In September 2018, I got to spend two weeks engaging with the Stuart Brown and Brian Sutton-Smith papers located in The Strong’s Brian Sutton-Smith Library and Archives of Play. These archival collections encompass the manuscripts, correspondence, unpublished drafts, and personal papers of two prominent play scholars and advocates, Stuart Brown and Brian Sutton-Smith.
I first became interested in play scholarship and advocacy while working as a playworker in San Diego. While doing this work, I began wondering: What behaviors, actions, and places are understood as playful and which are not? And who decides what gets labelled play? This led me to think about how play theory and scholarship informs (or doesn’t) common understandings about what it means to play. The Strong research fellowship provided me with the opportunity not only to do fieldwork for my MA thesis project, but to dwell with these questions by engaging with the work of play scholars who have come before me.
Throughout my time at The Strong, I went through many, many archival boxes . I was particularly interested in the collaborative efforts between Brown and Sutton-Smith. Their relationship began in 1996, produced the film series The Promise of Play, and continued to inform research at the Institute for Play. As I read correspondence between Brown, Sutton-Smith and their collaborators (filmmakers, academics, and publishers, among others), I learned that despite their differing frameworks for thinking about play, both were committed to advocating for its importance. Yet how to translate academic theory and research into a popular film series and book about play remained a source of contention between the two play advocates. Over the course of seven years (from 1996–2001), Brown and Sutton-Smith grappled with this dilemma, raising questions that are pertinent today: How ought play scholarship inform and influence public discourse about play? And is it possible to advocate for the importance of play without fashioning it for the purposes of other causes, such as education and health?

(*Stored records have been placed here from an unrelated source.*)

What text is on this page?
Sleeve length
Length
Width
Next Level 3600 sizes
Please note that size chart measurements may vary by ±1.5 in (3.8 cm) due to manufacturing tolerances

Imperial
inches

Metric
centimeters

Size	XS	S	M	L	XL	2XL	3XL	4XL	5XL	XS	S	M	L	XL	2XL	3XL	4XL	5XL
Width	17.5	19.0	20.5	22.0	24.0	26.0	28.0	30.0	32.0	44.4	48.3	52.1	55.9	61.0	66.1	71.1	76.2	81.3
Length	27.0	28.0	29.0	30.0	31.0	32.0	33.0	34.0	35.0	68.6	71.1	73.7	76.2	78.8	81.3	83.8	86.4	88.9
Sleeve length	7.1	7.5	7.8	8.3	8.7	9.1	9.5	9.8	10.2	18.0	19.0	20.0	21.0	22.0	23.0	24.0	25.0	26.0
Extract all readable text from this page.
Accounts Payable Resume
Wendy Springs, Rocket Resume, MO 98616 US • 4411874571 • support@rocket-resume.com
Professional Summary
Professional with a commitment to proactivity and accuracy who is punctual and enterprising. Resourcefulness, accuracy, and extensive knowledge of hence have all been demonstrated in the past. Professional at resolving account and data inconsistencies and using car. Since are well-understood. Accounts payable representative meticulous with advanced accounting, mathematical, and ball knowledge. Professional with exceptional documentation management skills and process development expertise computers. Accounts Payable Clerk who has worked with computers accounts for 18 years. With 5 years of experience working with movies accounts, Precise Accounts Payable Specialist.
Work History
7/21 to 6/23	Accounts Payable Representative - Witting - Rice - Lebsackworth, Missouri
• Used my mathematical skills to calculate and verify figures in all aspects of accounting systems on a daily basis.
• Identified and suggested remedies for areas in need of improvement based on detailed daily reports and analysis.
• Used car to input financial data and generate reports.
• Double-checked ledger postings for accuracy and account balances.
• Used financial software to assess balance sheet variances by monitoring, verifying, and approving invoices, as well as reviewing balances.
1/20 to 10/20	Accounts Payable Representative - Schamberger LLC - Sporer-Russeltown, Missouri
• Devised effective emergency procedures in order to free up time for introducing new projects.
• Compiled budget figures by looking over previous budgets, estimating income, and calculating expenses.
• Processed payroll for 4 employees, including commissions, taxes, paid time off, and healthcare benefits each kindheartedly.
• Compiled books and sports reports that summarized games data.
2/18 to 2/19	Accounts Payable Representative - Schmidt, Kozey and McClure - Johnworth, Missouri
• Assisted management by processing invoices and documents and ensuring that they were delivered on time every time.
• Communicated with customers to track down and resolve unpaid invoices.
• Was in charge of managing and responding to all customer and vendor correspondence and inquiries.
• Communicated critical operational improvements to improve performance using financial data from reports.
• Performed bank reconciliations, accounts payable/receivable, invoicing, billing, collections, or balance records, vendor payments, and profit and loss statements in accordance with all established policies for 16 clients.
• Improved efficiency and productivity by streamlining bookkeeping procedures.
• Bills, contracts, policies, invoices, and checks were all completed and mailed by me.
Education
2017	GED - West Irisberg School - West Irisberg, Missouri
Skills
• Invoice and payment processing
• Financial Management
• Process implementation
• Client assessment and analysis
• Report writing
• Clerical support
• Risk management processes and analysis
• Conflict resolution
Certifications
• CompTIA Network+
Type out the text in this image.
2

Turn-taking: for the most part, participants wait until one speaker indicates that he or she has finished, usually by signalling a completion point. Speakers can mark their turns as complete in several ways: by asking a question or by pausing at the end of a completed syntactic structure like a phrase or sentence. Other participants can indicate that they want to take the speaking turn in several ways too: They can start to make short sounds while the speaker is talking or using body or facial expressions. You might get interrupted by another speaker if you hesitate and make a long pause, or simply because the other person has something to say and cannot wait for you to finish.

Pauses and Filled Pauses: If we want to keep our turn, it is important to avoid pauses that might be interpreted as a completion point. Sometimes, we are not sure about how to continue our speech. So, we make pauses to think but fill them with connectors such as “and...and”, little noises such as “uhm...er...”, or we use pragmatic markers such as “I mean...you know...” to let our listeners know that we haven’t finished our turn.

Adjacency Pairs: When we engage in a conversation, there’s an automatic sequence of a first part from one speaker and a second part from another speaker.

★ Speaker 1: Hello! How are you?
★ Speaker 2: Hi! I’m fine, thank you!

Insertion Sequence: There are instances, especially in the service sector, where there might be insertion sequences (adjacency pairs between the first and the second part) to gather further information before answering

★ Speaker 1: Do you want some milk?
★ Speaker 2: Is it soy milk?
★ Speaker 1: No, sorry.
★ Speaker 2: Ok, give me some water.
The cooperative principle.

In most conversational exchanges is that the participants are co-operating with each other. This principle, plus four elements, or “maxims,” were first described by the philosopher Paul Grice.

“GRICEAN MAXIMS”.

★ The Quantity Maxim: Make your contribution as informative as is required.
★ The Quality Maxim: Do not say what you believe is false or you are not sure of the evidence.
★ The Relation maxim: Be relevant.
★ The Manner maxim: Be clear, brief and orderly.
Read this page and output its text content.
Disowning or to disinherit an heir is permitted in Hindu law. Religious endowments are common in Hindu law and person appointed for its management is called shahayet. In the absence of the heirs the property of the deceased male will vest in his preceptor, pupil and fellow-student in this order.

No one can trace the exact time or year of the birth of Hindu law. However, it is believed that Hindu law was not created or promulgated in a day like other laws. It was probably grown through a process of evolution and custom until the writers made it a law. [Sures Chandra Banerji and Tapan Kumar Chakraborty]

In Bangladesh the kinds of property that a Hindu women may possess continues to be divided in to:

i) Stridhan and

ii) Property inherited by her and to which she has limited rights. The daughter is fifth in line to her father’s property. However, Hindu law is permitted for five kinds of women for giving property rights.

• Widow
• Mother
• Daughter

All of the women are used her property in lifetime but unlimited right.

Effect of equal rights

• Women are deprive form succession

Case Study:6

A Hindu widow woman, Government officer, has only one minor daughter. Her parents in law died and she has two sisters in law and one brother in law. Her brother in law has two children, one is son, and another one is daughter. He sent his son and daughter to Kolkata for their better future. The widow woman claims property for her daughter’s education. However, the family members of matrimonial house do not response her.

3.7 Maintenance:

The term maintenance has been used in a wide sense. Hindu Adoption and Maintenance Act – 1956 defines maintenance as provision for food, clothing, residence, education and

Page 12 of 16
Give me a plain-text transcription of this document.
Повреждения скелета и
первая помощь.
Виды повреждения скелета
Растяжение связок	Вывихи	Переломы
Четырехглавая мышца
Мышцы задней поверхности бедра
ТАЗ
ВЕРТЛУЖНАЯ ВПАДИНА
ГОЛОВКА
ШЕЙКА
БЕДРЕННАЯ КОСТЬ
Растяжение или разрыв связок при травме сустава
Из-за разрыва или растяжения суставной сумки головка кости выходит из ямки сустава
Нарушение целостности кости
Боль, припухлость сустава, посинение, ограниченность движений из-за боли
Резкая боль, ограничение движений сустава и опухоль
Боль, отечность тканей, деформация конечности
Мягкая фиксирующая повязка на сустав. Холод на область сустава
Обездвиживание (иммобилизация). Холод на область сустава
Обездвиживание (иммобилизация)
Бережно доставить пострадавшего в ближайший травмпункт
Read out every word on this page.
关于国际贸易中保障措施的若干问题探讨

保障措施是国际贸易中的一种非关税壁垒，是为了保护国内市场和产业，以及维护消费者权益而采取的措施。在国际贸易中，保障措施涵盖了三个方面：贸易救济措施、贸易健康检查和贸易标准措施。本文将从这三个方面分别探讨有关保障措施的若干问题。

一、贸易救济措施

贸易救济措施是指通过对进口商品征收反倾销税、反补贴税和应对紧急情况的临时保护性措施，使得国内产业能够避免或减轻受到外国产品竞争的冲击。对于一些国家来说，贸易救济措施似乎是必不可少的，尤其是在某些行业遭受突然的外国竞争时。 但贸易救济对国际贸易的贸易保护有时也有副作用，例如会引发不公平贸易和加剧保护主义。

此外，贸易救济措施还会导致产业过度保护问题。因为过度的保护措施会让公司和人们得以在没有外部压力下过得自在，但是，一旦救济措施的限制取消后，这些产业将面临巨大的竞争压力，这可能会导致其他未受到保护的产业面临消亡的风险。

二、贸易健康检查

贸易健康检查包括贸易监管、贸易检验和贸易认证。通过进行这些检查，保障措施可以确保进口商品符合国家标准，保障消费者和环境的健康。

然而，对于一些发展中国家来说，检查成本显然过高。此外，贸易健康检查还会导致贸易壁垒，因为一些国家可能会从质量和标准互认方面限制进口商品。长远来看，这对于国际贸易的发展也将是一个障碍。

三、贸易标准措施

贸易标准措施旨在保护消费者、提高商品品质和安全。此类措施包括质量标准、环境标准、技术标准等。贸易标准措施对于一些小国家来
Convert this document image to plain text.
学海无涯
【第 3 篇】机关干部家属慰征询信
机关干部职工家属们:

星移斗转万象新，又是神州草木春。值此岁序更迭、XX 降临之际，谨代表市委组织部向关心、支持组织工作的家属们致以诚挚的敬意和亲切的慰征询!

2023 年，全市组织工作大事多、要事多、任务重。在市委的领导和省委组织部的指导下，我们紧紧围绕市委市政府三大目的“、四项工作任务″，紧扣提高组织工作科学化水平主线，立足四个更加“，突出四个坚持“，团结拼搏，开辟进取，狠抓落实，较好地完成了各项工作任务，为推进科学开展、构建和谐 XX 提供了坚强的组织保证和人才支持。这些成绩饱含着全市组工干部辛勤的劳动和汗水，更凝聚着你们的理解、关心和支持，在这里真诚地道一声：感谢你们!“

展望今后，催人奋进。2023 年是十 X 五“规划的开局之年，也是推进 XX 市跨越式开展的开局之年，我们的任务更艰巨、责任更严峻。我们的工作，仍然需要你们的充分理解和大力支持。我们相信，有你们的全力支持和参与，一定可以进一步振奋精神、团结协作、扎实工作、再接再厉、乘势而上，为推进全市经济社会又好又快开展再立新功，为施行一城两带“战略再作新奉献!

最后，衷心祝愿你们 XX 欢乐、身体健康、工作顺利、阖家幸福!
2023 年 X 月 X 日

Brown and Sutton-Smith never seemed to work out an agreement to these questions, as far as the archival materials suggest. But their failure to agree on how to promote and articulate the importance of play provides insight for those of us who seek to engage critically with play—both theoretically and in our professional work. Their seven years of back and forth emails and letters suggests that how play gets conceptualized and represented is as important as play itself, and that play is not a neutral subject, but is undergirded by personal politics as well as academic and societal norms.
The Stuart Brown and Brian Sutton-Smith Papers complicated my project and original questions in various ways (which is great!). I learned that the behaviors, actions, and places which get understood as playful are not only influenced by play theory and discourse, but emerge out of and are mediated by personal and capitalist agendas, assumptions of what it means to be a child, and tensions between academic and popular categories. This will no doubt influence my thesis, as I am now more aware of the ways in which play—as a discipline and subject of study and popular discourse—gets contested as much on personal grounds as it does theoretically.
The archives at The Strong are a useful resource for any scholar interested in examining discourses surrounding play, the histories of play scholarship, and how play scholars justify and define their own work. Not only was my time at The Strong intellectually provocative, but Rochester proved to be a great city visit. I enjoyed biking, eating, and walking throughout the city as the leaves began to turn and the hot summer weather cooled down.
I am incredibly appreciative for the time I spent at The Strong, the staff who made me feel taken care of and supported, and to Brown and Sutton-Smith for keeping such diligent documentation of their personal and public thoughts towards play. This experience was a highlight of my graduate work so far!